Novità e misure di tutela per il settore venatorio, tra cui l’introduzione del tesserino digitale e la chiusura anticipata per la beccaccia

La Giunta regionale dell’Umbria, sotto la guida dell’assessore Simona Meloni, ha preadottato il Calendario Venatorio 2025/2026, dopo un lungo percorso di discussione con le associazioni e gli esperti del settore. Il nuovo calendario, frutto della collaborazione tra l’Assessorato regionale alla Caccia e alla Pesca e gli uffici competenti, introduce alcune significative modifiche e innovazioni, pensate per conciliare le tradizioni venatorie con la tutela della biodiversità e la sostenibilità delle pratiche.

Tra le principali novità, si segnala l’apertura unica della stagione venatoria al 21 settembre, senza la previsione delle tradizionali giornate di preapertura. La chiusura al 31 gennaio per i turdidi (tordo bottaccio, tordo sassello, e cesena) è stata fissata nel pieno rispetto delle normative nazionali, garantendo un equilibrio tra la caccia e la tutela degli ecosistemi.

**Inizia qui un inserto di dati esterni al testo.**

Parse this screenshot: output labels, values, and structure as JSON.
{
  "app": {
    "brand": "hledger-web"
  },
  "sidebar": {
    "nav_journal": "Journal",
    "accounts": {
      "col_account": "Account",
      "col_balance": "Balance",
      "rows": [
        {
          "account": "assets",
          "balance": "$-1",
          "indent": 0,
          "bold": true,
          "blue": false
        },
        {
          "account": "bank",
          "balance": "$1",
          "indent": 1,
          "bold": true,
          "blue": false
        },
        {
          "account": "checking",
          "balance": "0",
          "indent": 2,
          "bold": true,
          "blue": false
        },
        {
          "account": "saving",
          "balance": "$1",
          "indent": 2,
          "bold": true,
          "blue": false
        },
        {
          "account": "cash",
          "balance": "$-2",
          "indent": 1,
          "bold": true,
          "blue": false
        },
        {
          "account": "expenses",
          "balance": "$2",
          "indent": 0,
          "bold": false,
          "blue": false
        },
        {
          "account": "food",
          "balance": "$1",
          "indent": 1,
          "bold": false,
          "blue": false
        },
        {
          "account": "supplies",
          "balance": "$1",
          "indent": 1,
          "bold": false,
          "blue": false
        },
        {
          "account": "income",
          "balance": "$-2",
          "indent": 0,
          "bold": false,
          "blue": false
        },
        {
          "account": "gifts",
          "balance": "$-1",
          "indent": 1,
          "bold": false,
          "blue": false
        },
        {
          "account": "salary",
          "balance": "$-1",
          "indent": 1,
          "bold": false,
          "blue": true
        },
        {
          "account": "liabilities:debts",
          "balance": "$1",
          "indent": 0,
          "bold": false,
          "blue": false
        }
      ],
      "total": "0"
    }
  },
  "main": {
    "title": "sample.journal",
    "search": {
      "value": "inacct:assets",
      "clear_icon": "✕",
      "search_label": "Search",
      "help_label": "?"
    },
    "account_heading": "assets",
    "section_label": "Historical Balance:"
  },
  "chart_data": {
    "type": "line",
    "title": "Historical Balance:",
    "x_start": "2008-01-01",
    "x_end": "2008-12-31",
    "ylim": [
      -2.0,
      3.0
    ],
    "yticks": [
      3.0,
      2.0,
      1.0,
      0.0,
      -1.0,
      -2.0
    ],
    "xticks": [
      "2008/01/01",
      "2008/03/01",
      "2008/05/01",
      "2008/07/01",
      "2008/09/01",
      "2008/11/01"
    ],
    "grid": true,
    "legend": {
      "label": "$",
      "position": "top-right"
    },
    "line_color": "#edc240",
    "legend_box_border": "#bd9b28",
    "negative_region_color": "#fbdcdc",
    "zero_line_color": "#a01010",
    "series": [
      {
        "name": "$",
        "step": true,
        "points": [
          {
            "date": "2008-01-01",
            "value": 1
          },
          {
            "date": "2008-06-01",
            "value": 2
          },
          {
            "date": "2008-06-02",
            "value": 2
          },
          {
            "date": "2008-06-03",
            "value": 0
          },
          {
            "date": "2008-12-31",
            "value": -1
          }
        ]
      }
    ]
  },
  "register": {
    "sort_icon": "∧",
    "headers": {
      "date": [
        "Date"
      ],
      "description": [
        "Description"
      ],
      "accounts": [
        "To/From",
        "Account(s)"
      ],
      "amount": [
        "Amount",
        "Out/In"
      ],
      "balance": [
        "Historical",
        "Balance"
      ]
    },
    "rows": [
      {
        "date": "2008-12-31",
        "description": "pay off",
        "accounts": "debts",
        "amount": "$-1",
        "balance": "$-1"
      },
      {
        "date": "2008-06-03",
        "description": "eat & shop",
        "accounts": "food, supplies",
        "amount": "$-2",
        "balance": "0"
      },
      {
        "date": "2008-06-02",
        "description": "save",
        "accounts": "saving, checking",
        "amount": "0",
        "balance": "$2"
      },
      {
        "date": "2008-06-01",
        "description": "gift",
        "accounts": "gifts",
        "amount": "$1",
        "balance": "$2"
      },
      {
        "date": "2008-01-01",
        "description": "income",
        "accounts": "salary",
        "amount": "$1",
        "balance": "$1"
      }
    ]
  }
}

Per la beccaccia, la novità principale riguarda l’anticipazione della chiusura al 19 gennaio, un cambiamento che è ancora oggetto di discussioni e valutazioni per definire eventuali proposte migliorative. Inoltre, sono stati predisposti i moduli per la caccia in deroga per alcune specie, una soluzione che permette una gestione più mirata e sostenibile delle risorse faunistico-ambientali.

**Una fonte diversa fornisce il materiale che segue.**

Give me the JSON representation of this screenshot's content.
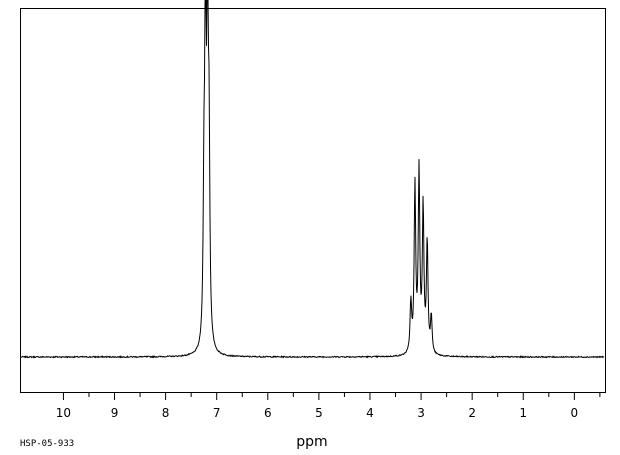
{
  "chart_data": {
    "type": "line",
    "xlabel": "ppm",
    "x_reversed": true,
    "xlim": [
      10.85,
      -0.6
    ],
    "ylim": [
      0,
      100
    ],
    "xticks": [
      10,
      9,
      8,
      7,
      6,
      5,
      4,
      3,
      2,
      1,
      0
    ],
    "grid": false,
    "series": [
      {
        "baseline": 0,
        "peaks": [
          {
            "ppm": 7.22,
            "height": 91
          },
          {
            "ppm": 7.18,
            "height": 89
          },
          {
            "ppm": 7.15,
            "height": 55
          },
          {
            "ppm": 7.25,
            "height": 40
          },
          {
            "ppm": 3.12,
            "height": 49
          },
          {
            "ppm": 3.04,
            "height": 53
          },
          {
            "ppm": 2.96,
            "height": 43
          },
          {
            "ppm": 2.88,
            "height": 33
          },
          {
            "ppm": 3.2,
            "height": 15
          },
          {
            "ppm": 2.8,
            "height": 11
          }
        ]
      }
    ]
  },
  "footer": {
    "spectrum_code": "HSP-05-933"
  }
}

Una delle innovazioni più significative riguarda l’introduzione del tesserino digitale per la caccia di selezione, che semplificherà le operazioni di registrazione e monitoraggio delle attività venatorie. Parallelamente, la Regione collaborerà con l’Afor (Agenzia Forestale Regionale) per perfezionare ulteriormente questa soluzione digitale.

Simona Meloni, assessore alla Caccia, ha dichiarato: “La nostra regione vanta una tradizione venatoria che abbiamo voluto valorizzare nel rispetto delle normative e della biodiversità. Con questo calendario, puntiamo a garantire certezza e trasparenza al mondo venatorio, creando un equilibrio tra esigenze ambientali e del territorio”. La progettazione del nuovo calendario, infatti, si è basata su un percorso partecipato con la Consulta faunistica venatoria regionale, un organo di confronto per raccogliere le istanze e le proposte delle associazioni del settore.